Trois étudiants en histoire et ethnologie, Pepper Einsolte, Bella Roza et Brian Tellève, avaient fait un stage sur l’île de Haida Gwaii. Leur étude sur l’histoire des deux clans haida, les Aigles et les Corbeaux, avait été très intéressante et très instructive. Ils allaient maintenant rejoindre Vancouver. Au cours de leur déplacement, ils avaient fait la connaissance d’un jeune self-made-man, Bill Guette, venu dans l’île passer quelques jours de vacances pour déstresser d’une vie trépidante. Ils s’étaient bien entendu, et le businessman qui n’avait que quelques années de plus, les invita à voyager avec lui, avec son Cessna personnel ; cela lui ferait une compagnie agréable.
Le jour du départ, les quatre jeunes gens s’entassèrent dans le Skylane avec leur maigre bagage. Bill avait déjà plusieurs heures de vol à son actif, et le monomoteur d’occasion était encore en très bon état. Ce fut donc quatre jeunes insouciants qui survolaient le Pacifique vers le Sud.

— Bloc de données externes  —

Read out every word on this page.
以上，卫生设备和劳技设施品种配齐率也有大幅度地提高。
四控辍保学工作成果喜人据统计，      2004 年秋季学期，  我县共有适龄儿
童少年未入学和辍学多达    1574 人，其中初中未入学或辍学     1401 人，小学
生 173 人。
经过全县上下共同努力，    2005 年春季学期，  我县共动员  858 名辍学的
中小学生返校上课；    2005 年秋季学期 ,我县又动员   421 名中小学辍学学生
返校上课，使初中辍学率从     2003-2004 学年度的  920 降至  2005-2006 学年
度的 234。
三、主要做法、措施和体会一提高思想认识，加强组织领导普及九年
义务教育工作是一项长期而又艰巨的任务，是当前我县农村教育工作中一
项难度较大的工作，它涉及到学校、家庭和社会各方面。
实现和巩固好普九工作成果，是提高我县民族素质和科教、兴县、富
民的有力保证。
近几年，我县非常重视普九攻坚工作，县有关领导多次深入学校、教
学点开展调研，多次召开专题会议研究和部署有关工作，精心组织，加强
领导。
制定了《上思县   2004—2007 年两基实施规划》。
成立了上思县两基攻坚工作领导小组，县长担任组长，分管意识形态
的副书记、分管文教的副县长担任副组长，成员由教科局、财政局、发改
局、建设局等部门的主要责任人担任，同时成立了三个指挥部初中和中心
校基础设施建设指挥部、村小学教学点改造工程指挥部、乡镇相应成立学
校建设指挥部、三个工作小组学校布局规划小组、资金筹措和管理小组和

À mi-chemin, le moteur cafouilla sans crier gare. Pourtant récemment révisé, il toussa une dernière fois, puis s’arrêta. Pour comble, il y eut un petit grésillement au tableau de bord, du côté de l’émetteur. L’ambiance joyeuse fut remplacée par une atmosphère d’angoisse. En bas s’étalait la mer, à gauche se profilait la côte dénuée de tout terrain suffisamment dégagé. Au loin devant, ils aperçurent un îlot baigné de brume. Bill pria pour que ce bout de terre eût une plage assez longue pour le petit avion. Le jeune homme d’affaire épuisa toutes ses ressources pour faire planer l’engin jusqu’à l’îlot. Il fallait admettre que ce ne fut pas suffisant, le petit Skylane amerrit sans trop de casse, mais à quelques dizaines de mètres de son but. Bill sortit immédiatement un dinghy gonflable, et les quatre jeunes gens s’y précipitèrent, avec juste leurs précieux documents rassemblés dans une serviette de plastique.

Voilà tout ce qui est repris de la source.